Mom, proceed at your own risk. I wash my hands of any responsibility for raising your anxiety level.
If you work in a job that involves punching a time clock, literally or metaphorically (I once worked in an office with a time clock; it was a hassle and a half), then TGIF! may be the response to the arrival of the end of the week. But if you're more or less your own boss and you have a to do list dated Monday with virtually nothing crossed off of it yet, you might wonder, How The Heck Did It Get To Be Friday Already?! Theoretically, of course.
So it's not quite that bad. I keep at least five parallel to do lists running at any given time, and there's only one of them that's still stuck on Monday. (And one stuck on Wednesday, and one stuck at five weeks ago...) But of course it's the must-dos and the overdues that throb to the front of my consciousness as soon as I wake up. I started keeping my to do lists in my prosthetic brain precisely so I wouldn't have to keep such things at the front of my consciousness all the time. But old habits die hard.
I've just got some grading to finish, and a backlog of e-mails to answer, so it's not even a particularly heavy load. It just feels that way...
Tell you what. I'll report back tomorrow on my progress. That way I'll be more motivated to get it all done. Right?
In other news, I am at this very moment listening to Over the Rhine's Ohio double album. And enjoying it. This in itself is not a Big Deal. But for those of you who are tracking with me on the road to recovery from He-Who-Seemed-Like-A-Nice-Boy-At-The-Time-But-Turned-Out-To-Be-A-Sociopath-Number-Two, this is what is known as a Milestone. My capacity to listen to and enjoy music in general has been significantly impaired in my of-late bout with depression, and music that bore a psychological association with my latest failed relationship in particular was boxed up and hidden away so that I wouldn't have to SEE the CDs, much less listen to them. In May or June I turned the corner of being able to pull out and enjoy most of that music again (why should the devil have all the good music, after all?), but somehow this one has a holdout. But then yesterday I found myself humming "Long Lost Brother," (I wanna do better / I wanna try harder / I wanna believe / Down to the letter /Jesus and Mary / Can you carry us / Across this ocean / Into the arms of forgiveness...), and wanting to listen again to it and its brethren.
"I wanna do better, I wanna try harder" is the story of my life. It's the reason I'm beating myself up before I even get out of bed over my overdue to do list. Forgiveness, Grace, is hard to grasp hold of, first and foremost for myself, secondarily for everyone else, including ex-boyfriends.

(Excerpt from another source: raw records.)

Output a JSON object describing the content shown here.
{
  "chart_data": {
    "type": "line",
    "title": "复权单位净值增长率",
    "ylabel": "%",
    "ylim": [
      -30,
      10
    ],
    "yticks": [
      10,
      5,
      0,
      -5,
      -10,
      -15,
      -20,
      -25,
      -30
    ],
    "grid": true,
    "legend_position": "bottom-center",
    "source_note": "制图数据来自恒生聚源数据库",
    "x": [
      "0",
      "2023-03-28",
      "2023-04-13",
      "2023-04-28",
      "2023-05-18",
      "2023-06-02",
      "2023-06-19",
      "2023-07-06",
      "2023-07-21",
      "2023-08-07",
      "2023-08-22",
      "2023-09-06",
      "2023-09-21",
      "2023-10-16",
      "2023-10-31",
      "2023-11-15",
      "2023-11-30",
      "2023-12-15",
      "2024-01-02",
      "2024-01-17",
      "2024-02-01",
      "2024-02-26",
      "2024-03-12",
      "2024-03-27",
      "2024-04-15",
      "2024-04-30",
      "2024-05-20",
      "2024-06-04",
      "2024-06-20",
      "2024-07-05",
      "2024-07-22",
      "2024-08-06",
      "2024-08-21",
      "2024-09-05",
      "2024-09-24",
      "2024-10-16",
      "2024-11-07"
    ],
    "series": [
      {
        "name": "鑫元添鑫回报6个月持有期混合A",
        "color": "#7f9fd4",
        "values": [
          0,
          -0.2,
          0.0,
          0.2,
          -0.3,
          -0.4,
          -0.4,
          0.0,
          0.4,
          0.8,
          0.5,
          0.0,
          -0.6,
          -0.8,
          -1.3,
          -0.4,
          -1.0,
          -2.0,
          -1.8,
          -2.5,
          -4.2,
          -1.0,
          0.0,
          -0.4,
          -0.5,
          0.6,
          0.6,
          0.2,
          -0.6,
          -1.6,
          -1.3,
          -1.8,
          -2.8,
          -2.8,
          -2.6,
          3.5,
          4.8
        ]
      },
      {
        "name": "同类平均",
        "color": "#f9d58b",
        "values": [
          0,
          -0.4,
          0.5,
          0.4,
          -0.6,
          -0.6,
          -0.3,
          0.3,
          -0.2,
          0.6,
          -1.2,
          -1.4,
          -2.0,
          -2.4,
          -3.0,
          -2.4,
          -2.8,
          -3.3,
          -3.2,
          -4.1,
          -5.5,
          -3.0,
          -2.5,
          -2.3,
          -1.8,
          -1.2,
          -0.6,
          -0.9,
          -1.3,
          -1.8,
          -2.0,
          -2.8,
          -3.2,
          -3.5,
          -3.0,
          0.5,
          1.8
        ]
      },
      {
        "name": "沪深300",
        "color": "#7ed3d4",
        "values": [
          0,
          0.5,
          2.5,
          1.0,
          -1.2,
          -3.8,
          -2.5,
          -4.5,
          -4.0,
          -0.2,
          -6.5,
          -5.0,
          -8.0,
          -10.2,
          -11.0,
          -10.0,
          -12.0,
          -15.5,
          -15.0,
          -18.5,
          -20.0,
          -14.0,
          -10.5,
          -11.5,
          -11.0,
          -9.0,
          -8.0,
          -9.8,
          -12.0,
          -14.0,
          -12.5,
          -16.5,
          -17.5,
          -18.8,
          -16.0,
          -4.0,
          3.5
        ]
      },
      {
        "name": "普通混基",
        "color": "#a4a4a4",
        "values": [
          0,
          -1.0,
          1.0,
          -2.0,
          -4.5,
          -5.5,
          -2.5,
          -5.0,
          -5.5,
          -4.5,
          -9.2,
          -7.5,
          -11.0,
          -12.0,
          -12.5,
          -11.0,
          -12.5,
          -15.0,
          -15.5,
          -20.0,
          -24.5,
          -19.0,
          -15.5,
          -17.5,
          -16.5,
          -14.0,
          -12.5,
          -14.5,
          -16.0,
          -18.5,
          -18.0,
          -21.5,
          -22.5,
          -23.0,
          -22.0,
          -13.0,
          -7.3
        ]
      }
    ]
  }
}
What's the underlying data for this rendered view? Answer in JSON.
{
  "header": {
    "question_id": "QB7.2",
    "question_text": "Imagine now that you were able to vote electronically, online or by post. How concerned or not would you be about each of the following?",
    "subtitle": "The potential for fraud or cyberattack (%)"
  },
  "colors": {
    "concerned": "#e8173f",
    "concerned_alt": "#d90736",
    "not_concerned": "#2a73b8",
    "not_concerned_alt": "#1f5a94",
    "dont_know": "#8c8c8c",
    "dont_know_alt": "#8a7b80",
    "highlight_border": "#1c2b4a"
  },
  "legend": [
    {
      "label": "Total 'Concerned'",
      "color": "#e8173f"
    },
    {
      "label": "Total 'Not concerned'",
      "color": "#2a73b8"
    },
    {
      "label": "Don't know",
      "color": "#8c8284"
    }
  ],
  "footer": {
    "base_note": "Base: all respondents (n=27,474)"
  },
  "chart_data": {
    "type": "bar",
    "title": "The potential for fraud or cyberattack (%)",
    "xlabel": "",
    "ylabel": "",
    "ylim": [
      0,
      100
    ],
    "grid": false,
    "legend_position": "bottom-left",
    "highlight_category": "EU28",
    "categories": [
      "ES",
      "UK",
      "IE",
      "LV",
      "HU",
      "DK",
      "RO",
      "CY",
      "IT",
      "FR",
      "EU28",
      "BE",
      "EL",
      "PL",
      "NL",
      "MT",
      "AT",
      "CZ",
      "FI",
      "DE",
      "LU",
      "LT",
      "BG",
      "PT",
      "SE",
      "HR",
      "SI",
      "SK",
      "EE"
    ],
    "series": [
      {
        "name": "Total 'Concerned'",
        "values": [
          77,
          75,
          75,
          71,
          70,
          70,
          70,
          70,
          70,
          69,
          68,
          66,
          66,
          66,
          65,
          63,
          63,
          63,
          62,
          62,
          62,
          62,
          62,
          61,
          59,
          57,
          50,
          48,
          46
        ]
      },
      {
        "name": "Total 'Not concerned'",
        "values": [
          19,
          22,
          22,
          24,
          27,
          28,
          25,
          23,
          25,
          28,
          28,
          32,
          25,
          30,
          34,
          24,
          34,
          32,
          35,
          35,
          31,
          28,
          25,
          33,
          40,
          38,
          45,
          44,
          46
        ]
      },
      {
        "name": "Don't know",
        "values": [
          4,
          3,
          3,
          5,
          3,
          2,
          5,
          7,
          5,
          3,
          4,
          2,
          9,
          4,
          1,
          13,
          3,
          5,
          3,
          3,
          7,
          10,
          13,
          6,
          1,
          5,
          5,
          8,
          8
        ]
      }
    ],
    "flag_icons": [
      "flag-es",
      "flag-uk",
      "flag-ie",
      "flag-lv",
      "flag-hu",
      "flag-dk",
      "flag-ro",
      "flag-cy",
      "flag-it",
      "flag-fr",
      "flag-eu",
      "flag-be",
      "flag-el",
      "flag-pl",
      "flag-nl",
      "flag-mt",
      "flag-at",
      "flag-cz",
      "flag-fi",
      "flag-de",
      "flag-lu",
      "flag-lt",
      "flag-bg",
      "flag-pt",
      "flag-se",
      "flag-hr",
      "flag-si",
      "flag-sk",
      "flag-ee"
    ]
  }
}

I try harder to do better at forgiving and being forgiven, and miss the truth that it's a gift, it's precisely not about my ability to do it perfectly, because if perfection were an option, forgiveness wouldn't be a necessity. But perfection is not an option, it's an idol, and a nasty, persistent one at that, one that demands constant human sacrifice and never is satisfied. So I pray for deliverance, for the grace to know forgiveness from both sides as a supernatural gift. And I'll head to church on Sunday to eat and drink unworthily in remembrance of the divine human sacrifice to end all sacrifices, the Perfect lover who loves me perfectly, in all my imperfection.